During closing argument, the prosecutor made the following statement:
A person who's addicted to cocaine, I suppose, as the defense would like you to believe, who is coming down and is in a drug neighborhood, may very well be desperate to get more drugs. And we know that the currency, on the streets in order to get drugs is cash money and that he doesn't have any cash money on him. So what is he going to do with his inhibitions that are lowered?
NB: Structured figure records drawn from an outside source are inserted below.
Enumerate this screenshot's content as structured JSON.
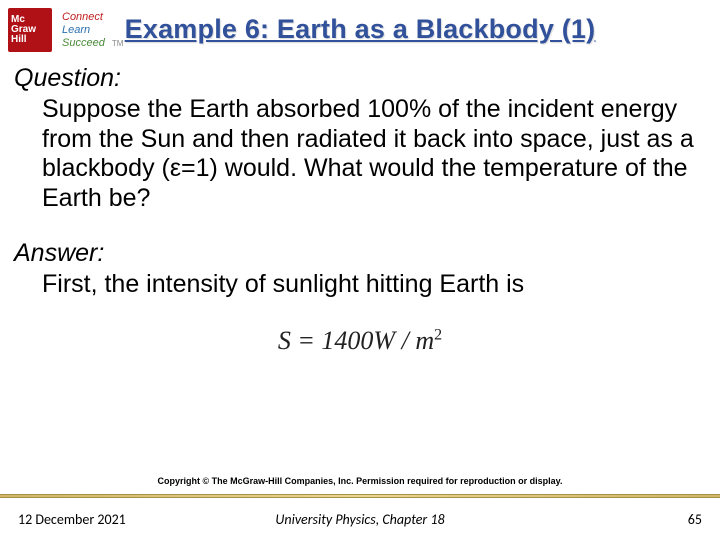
{
  "logo": {
    "line1": "Mc",
    "line2": "Graw",
    "line3": "Hill",
    "tag_connect": "Connect",
    "tag_learn": "Learn",
    "tag_succeed": "Succeed",
    "tm": "TM"
  },
  "title": "Example 6: Earth as a Blackbody (1)",
  "question": {
    "label": "Question:",
    "body": "Suppose the Earth absorbed 100% of the incident energy from the Sun and then radiated it back into space, just as a blackbody (ε=1) would. What would the temperature of the Earth be?"
  },
  "answer": {
    "label": "Answer:",
    "body": "First, the intensity of sunlight hitting Earth is",
    "formula_lhs": "S",
    "formula_eq": " = ",
    "formula_val": "1400",
    "formula_unit_w": "W",
    "formula_slash": " / ",
    "formula_unit_m": "m",
    "formula_exp": "2"
  },
  "copyright": "Copyright © The McGraw-Hill Companies, Inc. Permission required for reproduction or display.",
  "footer": {
    "date": "12 December 2021",
    "center": "University Physics, Chapter 18",
    "page": "65"
  },
  "colors": {
    "title": "#31519b",
    "logo_bg": "#b01117",
    "rule_mid": "#e6d07a",
    "rule_edge": "#c9a94a"
  }
}
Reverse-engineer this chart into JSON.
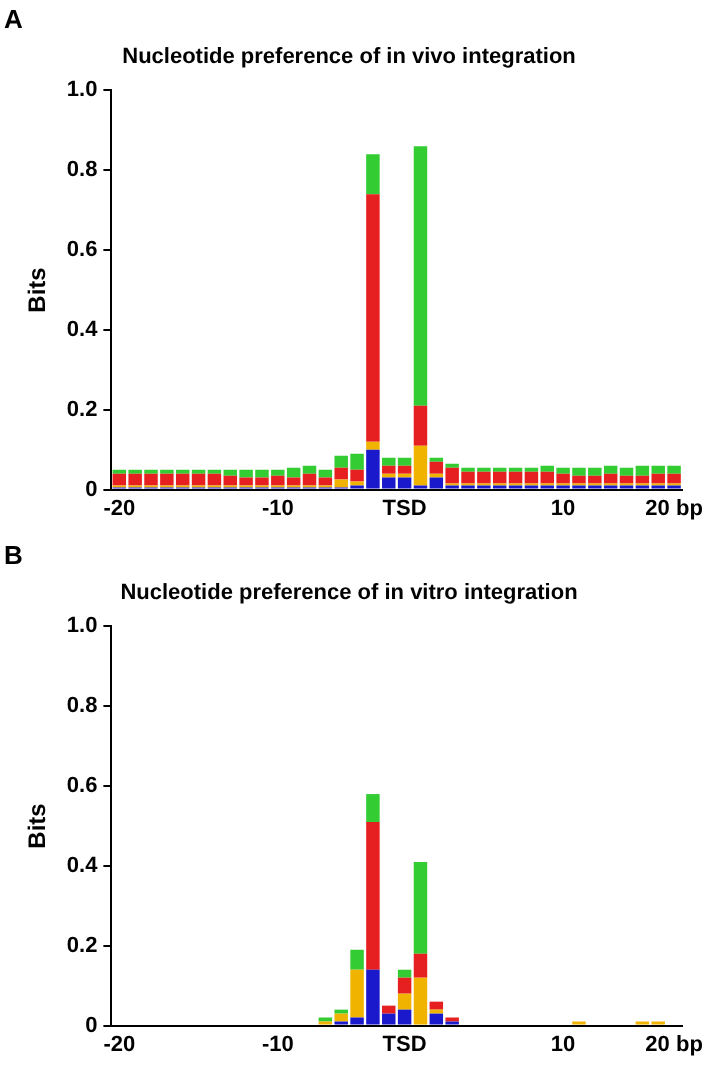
{
  "chart_data": [
    {
      "type": "bar",
      "title": "Nucleotide preference of in vivo integration",
      "ylabel": "Bits",
      "annotations": [
        "A"
      ],
      "stacked": true,
      "grid": false,
      "legend": false,
      "categories": [
        "-20",
        null,
        null,
        null,
        null,
        null,
        null,
        null,
        null,
        null,
        "-10",
        null,
        null,
        null,
        null,
        null,
        null,
        null,
        "TSD",
        null,
        null,
        null,
        null,
        null,
        null,
        null,
        null,
        null,
        "10",
        null,
        null,
        null,
        null,
        null,
        null,
        "20 bp"
      ],
      "ylim": [
        0,
        1
      ],
      "yticks": [
        0,
        0.2,
        0.4,
        0.6,
        0.8,
        {
          "value": 1,
          "label": "1.0"
        }
      ],
      "series": [
        {
          "color": "#1a1acc",
          "values": [
            0.005,
            0.005,
            0.005,
            0.005,
            0.005,
            0.005,
            0.005,
            0.005,
            0.005,
            0.005,
            0.005,
            0.005,
            0.005,
            0.005,
            0.005,
            0.01,
            0.1,
            0.03,
            0.03,
            0.01,
            0.03,
            0.01,
            0.01,
            0.01,
            0.01,
            0.01,
            0.01,
            0.01,
            0.01,
            0.01,
            0.01,
            0.01,
            0.01,
            0.01,
            0.01,
            0.01
          ]
        },
        {
          "color": "#f0b400",
          "values": [
            0.005,
            0.005,
            0.005,
            0.005,
            0.005,
            0.005,
            0.005,
            0.005,
            0.005,
            0.005,
            0.005,
            0.005,
            0.005,
            0.005,
            0.02,
            0.01,
            0.02,
            0.01,
            0.01,
            0.1,
            0.01,
            0.005,
            0.005,
            0.005,
            0.005,
            0.005,
            0.005,
            0.005,
            0.005,
            0.005,
            0.005,
            0.005,
            0.005,
            0.005,
            0.005,
            0.005
          ]
        },
        {
          "color": "#e62020",
          "values": [
            0.03,
            0.03,
            0.03,
            0.03,
            0.03,
            0.03,
            0.03,
            0.025,
            0.02,
            0.02,
            0.025,
            0.02,
            0.03,
            0.02,
            0.03,
            0.03,
            0.62,
            0.02,
            0.02,
            0.1,
            0.03,
            0.04,
            0.03,
            0.03,
            0.03,
            0.03,
            0.03,
            0.03,
            0.025,
            0.02,
            0.02,
            0.025,
            0.02,
            0.02,
            0.025,
            0.025
          ]
        },
        {
          "color": "#33cc33",
          "values": [
            0.01,
            0.01,
            0.01,
            0.01,
            0.01,
            0.01,
            0.01,
            0.015,
            0.02,
            0.02,
            0.015,
            0.025,
            0.02,
            0.02,
            0.03,
            0.04,
            0.1,
            0.02,
            0.02,
            0.65,
            0.01,
            0.01,
            0.01,
            0.01,
            0.01,
            0.01,
            0.01,
            0.015,
            0.015,
            0.02,
            0.02,
            0.02,
            0.02,
            0.025,
            0.02,
            0.02
          ]
        }
      ]
    },
    {
      "type": "bar",
      "title": "Nucleotide preference of in vitro integration",
      "ylabel": "Bits",
      "annotations": [
        "B"
      ],
      "stacked": true,
      "grid": false,
      "legend": false,
      "categories": [
        "-20",
        null,
        null,
        null,
        null,
        null,
        null,
        null,
        null,
        null,
        "-10",
        null,
        null,
        null,
        null,
        null,
        null,
        null,
        "TSD",
        null,
        null,
        null,
        null,
        null,
        null,
        null,
        null,
        null,
        "10",
        null,
        null,
        null,
        null,
        null,
        null,
        "20 bp"
      ],
      "ylim": [
        0,
        1
      ],
      "yticks": [
        0,
        0.2,
        0.4,
        0.6,
        0.8,
        {
          "value": 1,
          "label": "1.0"
        }
      ],
      "series": [
        {
          "color": "#1a1acc",
          "values": [
            0,
            0,
            0,
            0,
            0,
            0,
            0,
            0,
            0,
            0,
            0,
            0,
            0,
            0,
            0.01,
            0.02,
            0.14,
            0.03,
            0.04,
            0,
            0.03,
            0.01,
            0,
            0,
            0,
            0,
            0,
            0,
            0,
            0,
            0,
            0,
            0,
            0,
            0,
            0
          ]
        },
        {
          "color": "#f0b400",
          "values": [
            0,
            0,
            0,
            0,
            0,
            0,
            0,
            0,
            0,
            0,
            0,
            0,
            0,
            0.01,
            0.02,
            0.12,
            0,
            0,
            0.04,
            0.12,
            0.01,
            0,
            0,
            0,
            0,
            0,
            0,
            0,
            0,
            0.01,
            0,
            0,
            0,
            0.01,
            0.01,
            0
          ]
        },
        {
          "color": "#e62020",
          "values": [
            0,
            0,
            0,
            0,
            0,
            0,
            0,
            0,
            0,
            0,
            0,
            0,
            0,
            0,
            0,
            0,
            0.37,
            0.02,
            0.04,
            0.06,
            0.02,
            0.01,
            0,
            0,
            0,
            0,
            0,
            0,
            0,
            0,
            0,
            0,
            0,
            0,
            0,
            0
          ]
        },
        {
          "color": "#33cc33",
          "values": [
            0,
            0,
            0,
            0,
            0,
            0,
            0,
            0,
            0,
            0,
            0,
            0,
            0,
            0.01,
            0.01,
            0.05,
            0.07,
            0,
            0.02,
            0.23,
            0,
            0,
            0,
            0,
            0,
            0,
            0,
            0,
            0,
            0,
            0,
            0,
            0,
            0,
            0,
            0
          ]
        }
      ]
    }
  ]
}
He's going to do something stupid like this in a desperate effort to get some sort of property that maybe he can use to get drugs.
The statement drew an objection from Joo's counsel on the grounds that the prosecutor was again "arguing the evidence that was sought to be excluded." Immediately after the objection, the judge admonished the jury to "decide this case based on the evidence you receive during the trial and the legal instructions I have given you."
Joo contends that because he had ATM and credit cards in his possession at the time of the burglaries, evidence of which was excluded from trial, the prosecutor's statement constituted misconduct. Unlike the comment with respect to Joo's post-arrest statements to the police, this statement was not contrary to the evidence. Indeed, it is undisputed that there was no cash found in Joo's possession at the time of his arrest and that "the currency on the streets in order to get drugs is cash money." Credit cards are of no use, and the district court found that there was no evidence that there was cash to be drawn on even if an ATM was readily available at 6:00 to 7:00 in the morning. Joo's quarrel, if any, is with the ruling excluding evidence indicating the possibility of access to sources of cash. The district court held that the exclusion of this evidence did not constitute an "objectively unreasonable application of dearly established Supreme Court law," and we declined to issue a certificate of appealability with respect to that issue.
While we conclude that habeas corpus relief is unavailable here, we are concerned with the conduct of the prosecutor. In Berger v. United States, 295 U.S. 78, 88, 55 S.Ct. 629, 79 L.Ed. 1314 (1935), the Supreme Court held that a prosecutor is a "representative not of an ordinary party to a controversy, but of a sovereignty whose obligation to govern impartially is as compelling as its obligation to govern at all; and whose interest, therefore, in a criminal prosecution is not that it shall win a case, but that justice shall be done." The prosecutor in this case engaged in conduct that was inconsistent with his obligation to ensure that justice was done. Nevertheless, for the reasons stated above, the judgment of the district court is AFFIRMED.